Stack Overflow, documentation, tutorial screenshots — code lives inside images constantly. Zen Vision reads code from images accurately, including code with unusual formatting, syntax highlighting, or partial visibility.

Limitations

Zen Vision is a reasoning model, not a pixel counter. It does not replace specialized OCR pipelines for extremely high-volume structured extraction where speed and cost dominate. At 72B, it is also not a mobile model — inference requires significant GPU memory.

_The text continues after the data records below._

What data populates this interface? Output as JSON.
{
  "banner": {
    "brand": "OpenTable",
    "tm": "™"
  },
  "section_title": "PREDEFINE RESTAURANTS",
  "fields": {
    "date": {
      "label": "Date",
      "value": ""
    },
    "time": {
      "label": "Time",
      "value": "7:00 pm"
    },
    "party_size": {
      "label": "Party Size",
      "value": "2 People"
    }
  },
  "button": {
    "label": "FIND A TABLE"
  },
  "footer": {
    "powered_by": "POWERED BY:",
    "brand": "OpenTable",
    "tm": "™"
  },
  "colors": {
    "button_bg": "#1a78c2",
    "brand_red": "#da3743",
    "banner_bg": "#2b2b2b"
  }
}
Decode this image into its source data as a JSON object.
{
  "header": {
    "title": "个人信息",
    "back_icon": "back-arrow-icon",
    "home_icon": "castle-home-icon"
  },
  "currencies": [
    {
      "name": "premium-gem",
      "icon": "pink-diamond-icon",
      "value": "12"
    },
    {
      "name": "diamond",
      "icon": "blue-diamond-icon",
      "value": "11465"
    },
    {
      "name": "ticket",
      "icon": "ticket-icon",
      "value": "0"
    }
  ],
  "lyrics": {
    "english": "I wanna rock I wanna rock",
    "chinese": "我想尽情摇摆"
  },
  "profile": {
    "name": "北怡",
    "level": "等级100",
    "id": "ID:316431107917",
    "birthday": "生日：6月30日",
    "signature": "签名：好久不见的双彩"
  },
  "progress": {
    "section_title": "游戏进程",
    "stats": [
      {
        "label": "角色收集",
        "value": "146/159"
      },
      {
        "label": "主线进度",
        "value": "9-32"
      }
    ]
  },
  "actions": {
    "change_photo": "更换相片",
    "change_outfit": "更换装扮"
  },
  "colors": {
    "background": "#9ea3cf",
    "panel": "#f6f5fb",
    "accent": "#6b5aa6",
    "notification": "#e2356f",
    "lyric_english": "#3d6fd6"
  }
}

The 16-image limit per request is a practical constraint of current serving infrastructure, not an architectural limit. We are working on increasing this.

Usage

import hanzo

client = hanzo.Client(api_key="...")

response = client.chat.completions.create(
    model="zen-vision",
    messages=[{
        "role": "user",
        "content": [
            {"type": "image_url", "image_url": {"url": "data:image/jpeg;base64,..."}},
            {"type": "text", "text": "Extract all line items from this invoice as JSON."}
        ]
    }]
)

Available via Hanzo Cloud at api.hanzo.ai/v1/chat/completions with model zen-vision. Weights available at huggingface.co/zenlm/zen-vision.

Zach Kelling is the founder of Hanzo AI, Techstars '17.